Did I actually make those gorgeous cupcakes above? And the decorations? Well, of course, I did. In fact, …

No. I didn’t. Not a chance. That’s a picture from the publisher, very representative of the delightful photos in Cox Cookies and Cakes. I wish I could make these cupcakes. I will attempt it. But frankly, I am not Eric Lanlard. Along with co-author Partick Cox, Eric has produced another brilliant book. His cake and tart books [Cake Boy and Tart It Up] have been featured on this blog. Those books are filled with marvelous recipes that you can try and pretty easily do at home.

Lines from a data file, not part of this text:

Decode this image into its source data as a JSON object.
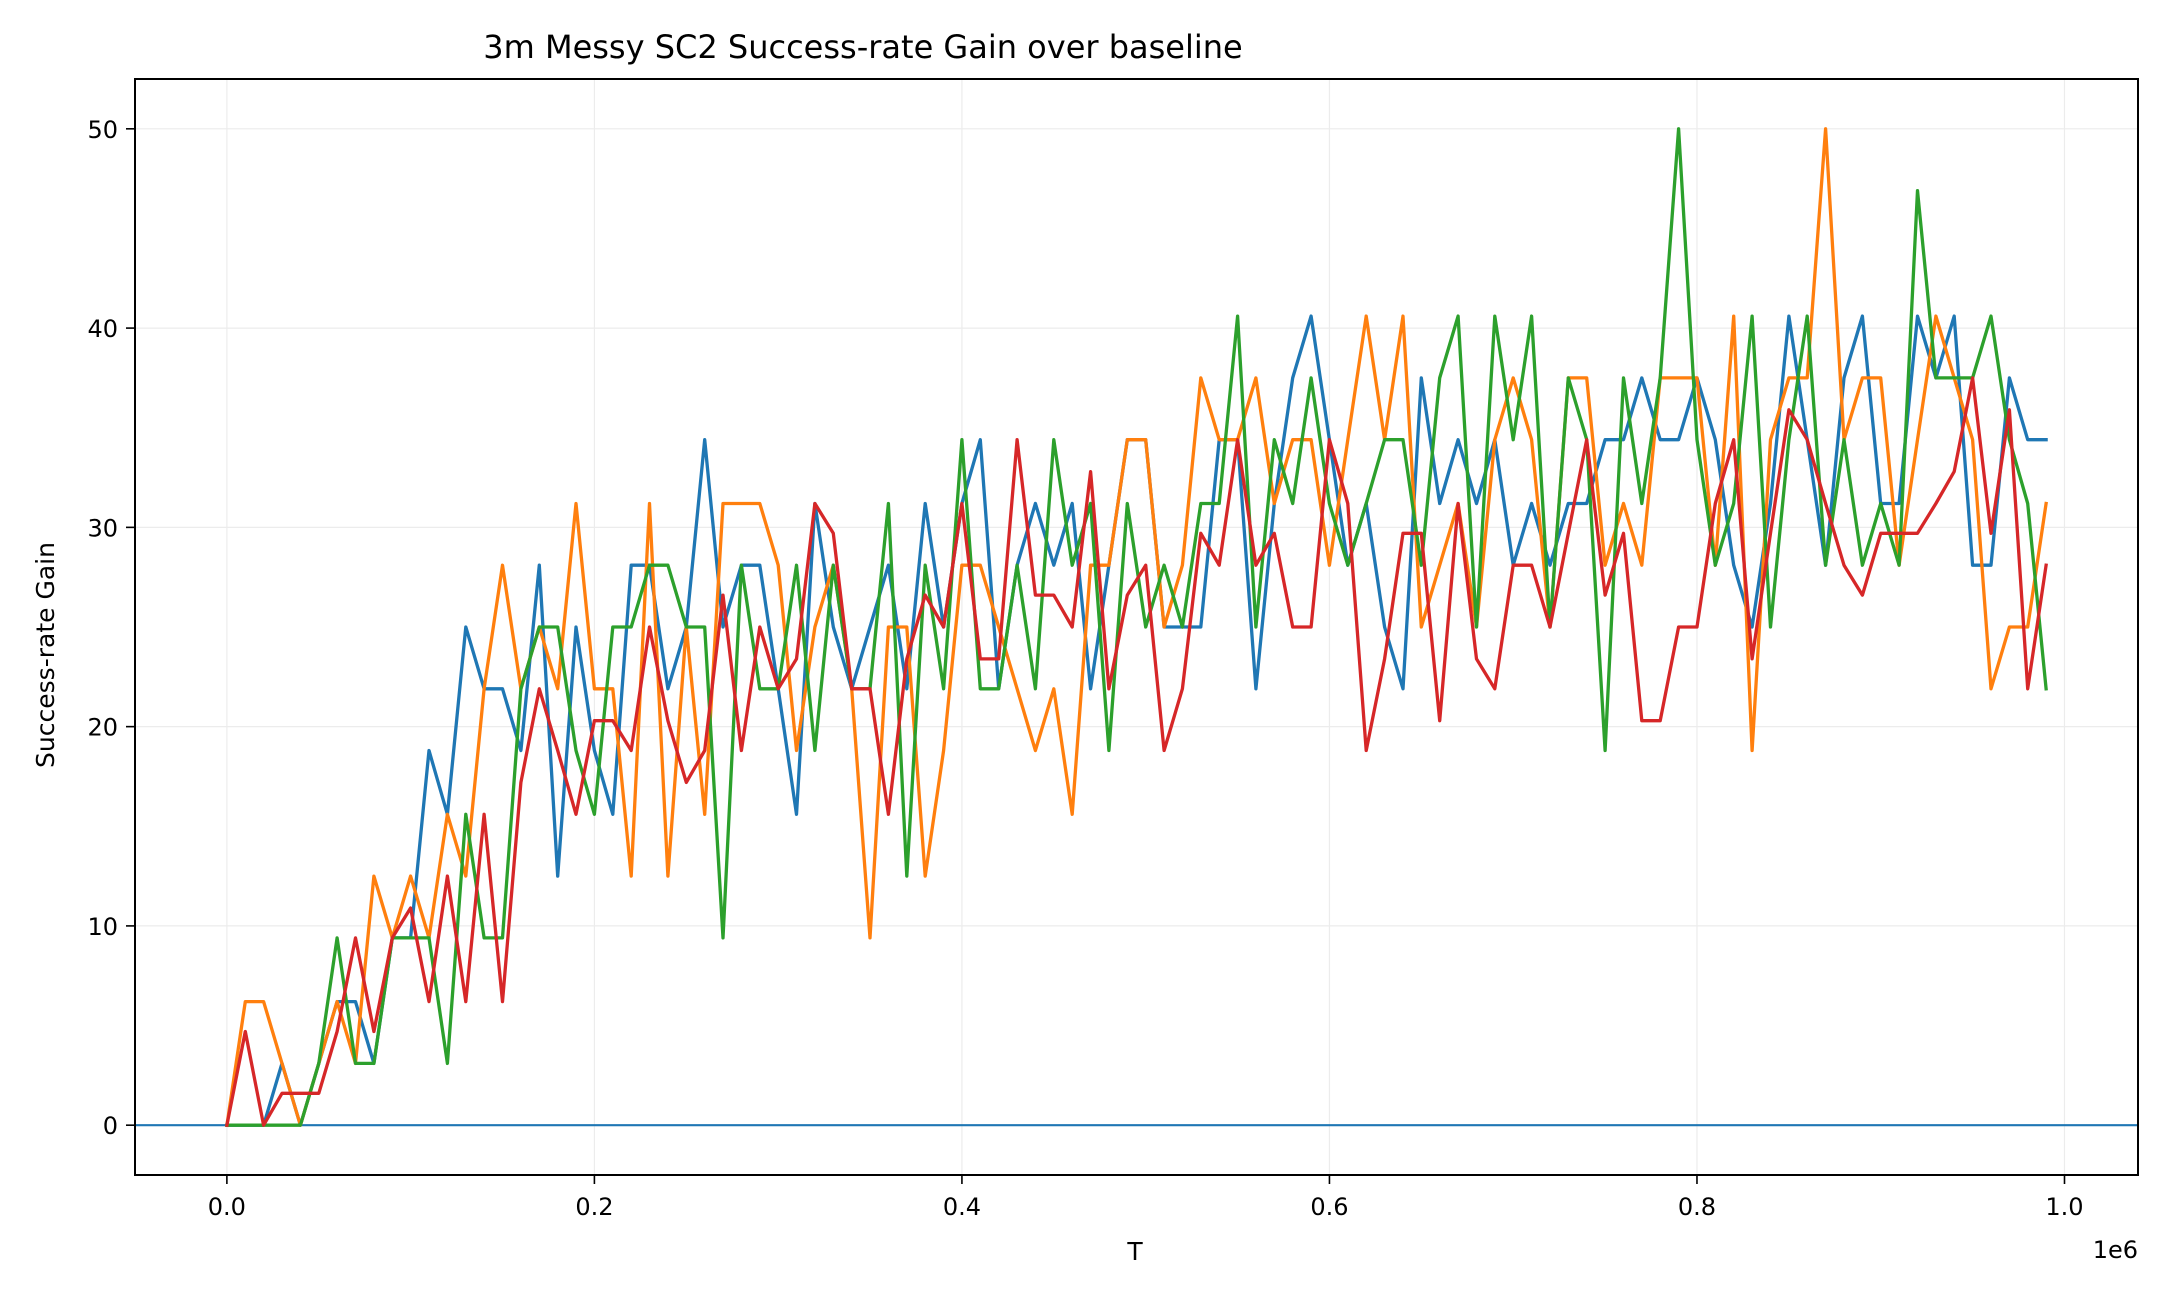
{
  "chart_data": {
    "type": "line",
    "title": "3m Messy SC2 Success-rate Gain over baseline",
    "xlabel": "T",
    "ylabel": "Success-rate Gain",
    "x_offset_label": "1e6",
    "xlim": [
      -0.05,
      1.04
    ],
    "ylim": [
      -2.5,
      52.5
    ],
    "x_ticks": [
      0.0,
      0.2,
      0.4,
      0.6,
      0.8,
      1.0
    ],
    "x_tick_labels": [
      "0.0",
      "0.2",
      "0.4",
      "0.6",
      "0.8",
      "1.0"
    ],
    "y_ticks": [
      0,
      10,
      20,
      30,
      40,
      50
    ],
    "y_tick_labels": [
      "0",
      "10",
      "20",
      "30",
      "40",
      "50"
    ],
    "grid": true,
    "baseline": 0,
    "x": [
      0.0,
      0.01,
      0.02,
      0.03,
      0.04,
      0.05,
      0.06,
      0.07,
      0.08,
      0.09,
      0.1,
      0.11,
      0.12,
      0.13,
      0.14,
      0.15,
      0.16,
      0.17,
      0.18,
      0.19,
      0.2,
      0.21,
      0.22,
      0.23,
      0.24,
      0.25,
      0.26,
      0.27,
      0.28,
      0.29,
      0.3,
      0.31,
      0.32,
      0.33,
      0.34,
      0.35,
      0.36,
      0.37,
      0.38,
      0.39,
      0.4,
      0.41,
      0.42,
      0.43,
      0.44,
      0.45,
      0.46,
      0.47,
      0.48,
      0.49,
      0.5,
      0.51,
      0.52,
      0.53,
      0.54,
      0.55,
      0.56,
      0.57,
      0.58,
      0.59,
      0.6,
      0.61,
      0.62,
      0.63,
      0.64,
      0.65,
      0.66,
      0.67,
      0.68,
      0.69,
      0.7,
      0.71,
      0.72,
      0.73,
      0.74,
      0.75,
      0.76,
      0.77,
      0.78,
      0.79,
      0.8,
      0.81,
      0.82,
      0.83,
      0.84,
      0.85,
      0.86,
      0.87,
      0.88,
      0.89,
      0.9,
      0.91,
      0.92,
      0.93,
      0.94,
      0.95,
      0.96,
      0.97,
      0.98,
      0.99
    ],
    "series": [
      {
        "color": "#1f77b4",
        "values": [
          0,
          0,
          0,
          3.1,
          0,
          3.1,
          6.2,
          6.2,
          3.1,
          9.4,
          9.4,
          18.8,
          15.6,
          25.0,
          21.9,
          21.9,
          18.8,
          28.1,
          12.5,
          25.0,
          18.8,
          15.6,
          28.1,
          28.1,
          21.9,
          25.0,
          34.4,
          25.0,
          28.1,
          28.1,
          21.9,
          15.6,
          31.2,
          25.0,
          21.9,
          25.0,
          28.1,
          21.9,
          31.2,
          25.0,
          31.2,
          34.4,
          21.9,
          28.1,
          31.2,
          28.1,
          31.2,
          21.9,
          28.1,
          34.4,
          34.4,
          25.0,
          25.0,
          25.0,
          34.4,
          34.4,
          21.9,
          31.2,
          37.5,
          40.6,
          34.4,
          28.1,
          31.2,
          25.0,
          21.9,
          37.5,
          31.2,
          34.4,
          31.2,
          34.4,
          28.1,
          31.2,
          28.1,
          31.2,
          31.2,
          34.4,
          34.4,
          37.5,
          34.4,
          34.4,
          37.5,
          34.4,
          28.1,
          25.0,
          31.2,
          40.6,
          34.4,
          28.1,
          37.5,
          40.6,
          31.2,
          31.2,
          40.6,
          37.5,
          40.6,
          28.1,
          28.1,
          37.5,
          34.4,
          34.4
        ]
      },
      {
        "color": "#ff7f0e",
        "values": [
          0,
          6.2,
          6.2,
          3.1,
          0,
          3.1,
          6.2,
          3.1,
          12.5,
          9.4,
          12.5,
          9.4,
          15.6,
          12.5,
          21.9,
          28.1,
          21.9,
          25.0,
          21.9,
          31.2,
          21.9,
          21.9,
          12.5,
          31.2,
          12.5,
          25.0,
          15.6,
          31.2,
          31.2,
          31.2,
          28.1,
          18.8,
          25.0,
          28.1,
          21.9,
          9.4,
          25.0,
          25.0,
          12.5,
          18.8,
          28.1,
          28.1,
          25.0,
          21.9,
          18.8,
          21.9,
          15.6,
          28.1,
          28.1,
          34.4,
          34.4,
          25.0,
          28.1,
          37.5,
          34.4,
          34.4,
          37.5,
          31.2,
          34.4,
          34.4,
          28.1,
          34.4,
          40.6,
          34.4,
          40.6,
          25.0,
          28.1,
          31.2,
          25.0,
          34.4,
          37.5,
          34.4,
          25.0,
          37.5,
          37.5,
          28.1,
          31.2,
          28.1,
          37.5,
          37.5,
          37.5,
          28.1,
          40.6,
          18.8,
          34.4,
          37.5,
          37.5,
          50.0,
          34.4,
          37.5,
          37.5,
          28.1,
          34.4,
          40.6,
          37.5,
          34.4,
          21.9,
          25.0,
          25.0,
          31.2
        ]
      },
      {
        "color": "#2ca02c",
        "values": [
          0,
          0,
          0,
          0,
          0,
          3.1,
          9.4,
          3.1,
          3.1,
          9.4,
          9.4,
          9.4,
          3.1,
          15.6,
          9.4,
          9.4,
          21.9,
          25.0,
          25.0,
          18.8,
          15.6,
          25.0,
          25.0,
          28.1,
          28.1,
          25.0,
          25.0,
          9.4,
          28.1,
          21.9,
          21.9,
          28.1,
          18.8,
          28.1,
          21.9,
          21.9,
          31.2,
          12.5,
          28.1,
          21.9,
          34.4,
          21.9,
          21.9,
          28.1,
          21.9,
          34.4,
          28.1,
          31.2,
          18.8,
          31.2,
          25.0,
          28.1,
          25.0,
          31.2,
          31.2,
          40.6,
          25.0,
          34.4,
          31.2,
          37.5,
          31.2,
          28.1,
          31.2,
          34.4,
          34.4,
          28.1,
          37.5,
          40.6,
          25.0,
          40.6,
          34.4,
          40.6,
          25.0,
          37.5,
          34.4,
          18.8,
          37.5,
          31.2,
          37.5,
          50.0,
          34.4,
          28.1,
          31.2,
          40.6,
          25.0,
          34.4,
          40.6,
          28.1,
          34.4,
          28.1,
          31.2,
          28.1,
          46.9,
          37.5,
          37.5,
          37.5,
          40.6,
          34.4,
          31.2,
          21.9
        ]
      },
      {
        "color": "#d62728",
        "values": [
          0,
          4.7,
          0,
          1.6,
          1.6,
          1.6,
          4.7,
          9.4,
          4.7,
          9.4,
          10.9,
          6.2,
          12.5,
          6.2,
          15.6,
          6.2,
          17.2,
          21.9,
          18.8,
          15.6,
          20.3,
          20.3,
          18.8,
          25.0,
          20.3,
          17.2,
          18.8,
          26.6,
          18.8,
          25.0,
          21.9,
          23.4,
          31.2,
          29.7,
          21.9,
          21.9,
          15.6,
          23.4,
          26.6,
          25.0,
          31.2,
          23.4,
          23.4,
          34.4,
          26.6,
          26.6,
          25.0,
          32.8,
          21.9,
          26.6,
          28.1,
          18.8,
          21.9,
          29.7,
          28.1,
          34.4,
          28.1,
          29.7,
          25.0,
          25.0,
          34.4,
          31.2,
          18.8,
          23.4,
          29.7,
          29.7,
          20.3,
          31.2,
          23.4,
          21.9,
          28.1,
          28.1,
          25.0,
          29.7,
          34.4,
          26.6,
          29.7,
          20.3,
          20.3,
          25.0,
          25.0,
          31.2,
          34.4,
          23.4,
          29.7,
          35.9,
          34.4,
          31.2,
          28.1,
          26.6,
          29.7,
          29.7,
          29.7,
          31.2,
          32.8,
          37.5,
          29.7,
          35.9,
          21.9,
          28.1
        ]
      }
    ]
  }
}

This book, Cox Cookies and Cakes, is a different beast. Oh, you are free to tackle any of the 75+ recipes here for cupcakes and cookies and bars and other wonders. Bake away. But each of these recipes comes with a picture that is going to make you say to yourself: I am not Michelangelo.

This is a cookbook but it’s also a coffee table book. Something to just sit and wonder at. Eric and Patrick are artists and this remarkable book proves that.

You know, on second thought, I bet I can make, or at least try anything in this book. It’s just that my first step will be to open a very cold bottle of champagne as I start. I’ll need to chill, relax, and see if I can just remotely come close. Patience is the pathway to perfection.

Just a note, Eric explains that he grew up in Brittany, famed for its dairy farms. He grew up on caramel, salted butter caramel. So, he kinda had a head start here. I’m not calling him a cheater or anything, but he’s way ahead of most of us. Thankfully for us, he’s a great baker, writer, and teacher.

Salted Butter Caramel Cupcakes

Yield: 12 cupcakes


For the cupcakes:

  • 1 cups self-rising flour
  • 1 teaspoon baking soda
  • 5 tablespoon unsalted butter, softened
  • ½ heaped cup Barbados sugar
  • 2 eggs, lightly beaten
  • 1 teaspoon vanilla extract
  • 2 tablespoon milk
  • 2oz toffee or pieces of fudge, cut into small dice

For the caramel sauce:

  • cup superfine sugar
  • 5 tablespoon salted butter
  • ¼ cup + 1 tablespoon heavy cream
  • 1 teaspoon vanilla extract

For the buttercream frosting:

  • 1 sticks unsalted butter, softened
  • 1¼ cups confectioner’s sugar
  • 1 teaspoon vanilla extract
  • 1 teaspoon caramel extract (optional)
  • few flakes of sea salt, to decorate


Preheat the oven to 400°F, and line a cupcake pan with paper baking cups.

Sift the flour and baking soda together into a bowl and set aside. Using a stand mixer or an electric hand mixer, cream the butter and sugar together for a good 5 minutes until very light and fluffy. Add the beaten eggs gradually, beating between each addition and adding 1 tablespoon of flour about halfway through to stop the mixture from curdling. Beat in the vanilla extract then fold in the remaining flour, the milk, and the toffee or fudge.

Divide the batter between the paper baking cups and bake for 15–20 minutes, or until the tops spring back when pressed with a finger. Leave to cool in the pan for 5 minutes, then transfer to a wire rack and allow to
cool completely.

To make the Caramel Sauce; dissolve the sugar in ¼ cup water in a small heavy saucepan over very low heat. Increase the heat and simmer. As soon as you have a nice blond-colored caramel remove the pan from the heat. Add the butter—be careful because it may splutter. Continue stirring as you add the cream and vanilla extract. Stir until smooth then leave to cool.

To make the Buttercream Frosting; cream the butter and confectioner’s sugar together for at least 5 minutes then beat in the vanilla and caramel extracts.

Use a small metal spatula to spread Buttercream Frosting onto the cupcakes. Pour a little Caramel Sauce over the top, and scatter each cupcake with a few sea salt flakes to finish.